We still have almost seven months left before Election Day, but already this election season is one of the weirdest ever. Let's briefly recap.
The Republican front-runner, Donald Trump, has remained out front despite insulting women with misogynistic remarks, despite insulting foreigners with threats of shutting or tossing people out the country and accusations of unfair trade practices, and despite insulting military veterans who were prisoners of war (even though he never served in the military).
He also has stood by a campaign manager who was recently charged in South Florida with misdemeanor battery for grabbing a reporter. The FBI is investigating the Democratic front-runner, Hillary Clinton, for possibly compromising classified government information, while significant numbers of voters from her own party don't trust her.
The Democratic challenger openly espouses a governing philosophy that frightened and appalled Americans for 75 years. The main GOP challenger is so disliked by colleagues within his own party that many of the 54 Senate Republicans may not back him.
Strange, indeed.
Yet perhaps the oddest thing, although a phenomenon like this has surfaced before, is the threatened mass exodus if Donald Trump wins.
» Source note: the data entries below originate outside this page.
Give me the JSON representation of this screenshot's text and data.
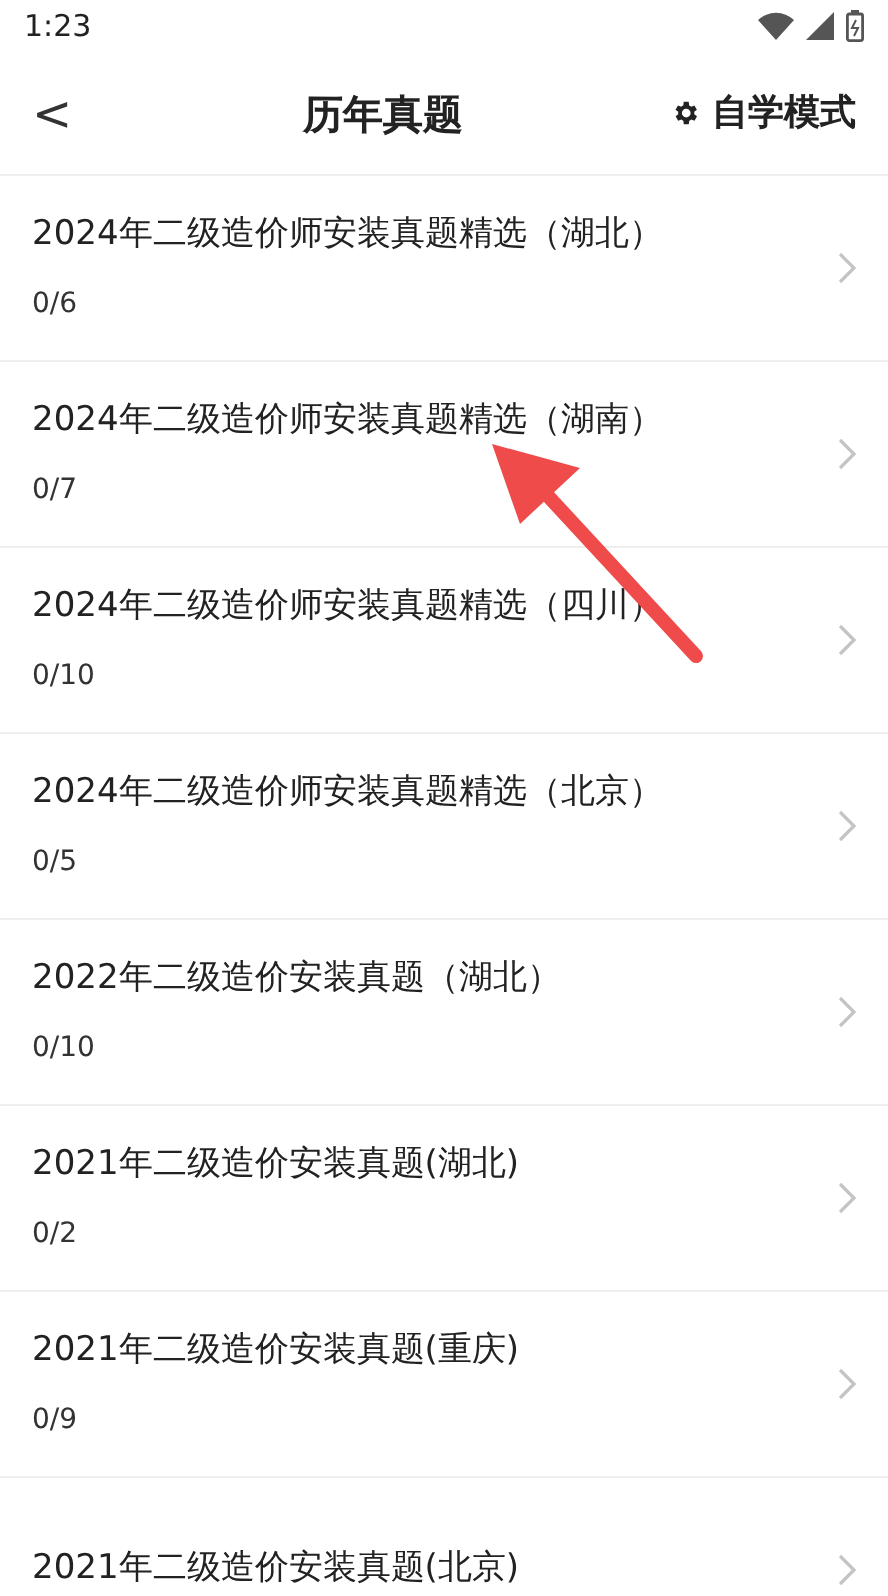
{
  "status_bar": {
    "time": "1:23"
  },
  "header": {
    "back": "<",
    "title": "历年真题",
    "mode_label": "自学模式"
  },
  "items": [
    {
      "title": "2024年二级造价师安装真题精选（湖北）",
      "progress": "0/6"
    },
    {
      "title": "2024年二级造价师安装真题精选（湖南）",
      "progress": "0/7"
    },
    {
      "title": "2024年二级造价师安装真题精选（四川）",
      "progress": "0/10"
    },
    {
      "title": "2024年二级造价师安装真题精选（北京）",
      "progress": "0/5"
    },
    {
      "title": "2022年二级造价安装真题（湖北）",
      "progress": "0/10"
    },
    {
      "title": "2021年二级造价安装真题(湖北)",
      "progress": "0/2"
    },
    {
      "title": "2021年二级造价安装真题(重庆)",
      "progress": "0/9"
    },
    {
      "title": "2021年二级造价安装真题(北京)"
    }
  ]
}
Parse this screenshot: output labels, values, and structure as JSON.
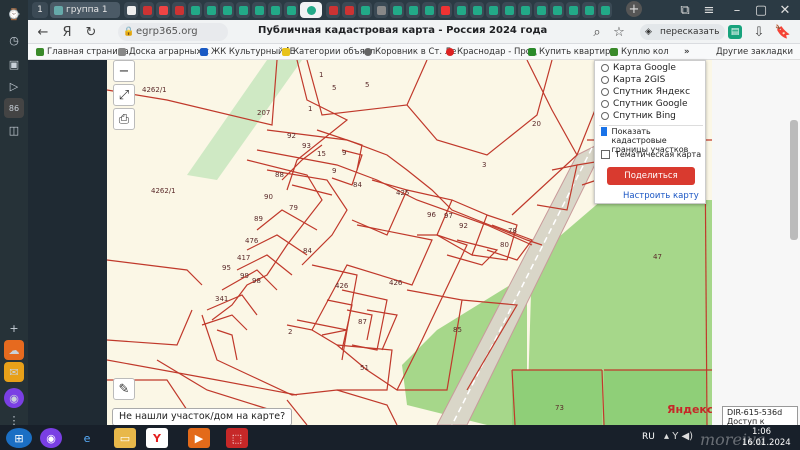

Vox.com surveyed 2,000 registered voters and found that 28 percent of respondents would "consider" moving to another country, likely Canada, if Trump wins in November. For their part, Canadians are responding. The Lakeland Ledger noted that an Ontario-based information technology company has placed help wanted ads on Facebook featuring Trump's picture. A talk radio host in Nova Scotia has a website promising a new home for any Americans relocating if Trump prevails.
A month ago, The Huffington Post named at least seven celebrities — among them Whoopi Goldberg, Al Sharpton, Jon Stewart, Cher and Samuel L. Jackson — ready to leave America if Trump wins. Breitbart.com has added George Lopez and Miley Cyrus to the list, while Inquistr.com mentioned that Trump's old nemesis, Rosie O'Donnell, would join the fleeing gaggle.
Such threats are not new. Jim Fox, the Lakeland Ledger's longtime Canadian correspondent, reported the number of Americans who immigrated to Canada in the decade after George W. Bush won in 2004 roughly doubled, to 34,000. That's not a huge outflow from a country of 300 million-plus people, but at least those folks kept their word. Similar interest seems evident now. After Trump romped on Super Tuesday, Google reported that searches for "move to Canada" skyrocketed by 1,500 percent.
If Trump does somehow pull it off, we seriously doubt that Whoopi, Rev. Al, Cher or the rest of the gang are going anywhere. As the late Washington Times columnist and film critic Richard Grenier pointed out a generation ago, when their ilk was fascinated by various communist pols and revolutionaries commanding the landscape in Central America and Africa, those who blame America for all the world's ills rarely choose to live in the third-world paradises they champion.
Moreover, Adam Alter, professor of psychology and marketing at New York University, has offered a keen insight. Writing last month in the Washington Post, Alter cited two reasons why people who make such threats fail to follow through. For one thing, he said: "Life goes on even after traumatic events. Most of our lives consist of a series of mundane events." Secondly, "defeat stings less than we fear ... (because) humans have a tendency to overestimate how long severe psychological pain will last." Alter concluded: "Trump victory in November will distress his critics less severely and more briefly than they imagine. And most of them will go on, like thousands of disappointed voters do every four years, living the same lives in the same country they inhabited before Nov. 8, 2016."
So if Trump wins, you might be sad for a while, but you won't leave. And we can guarantee, you won't be bored.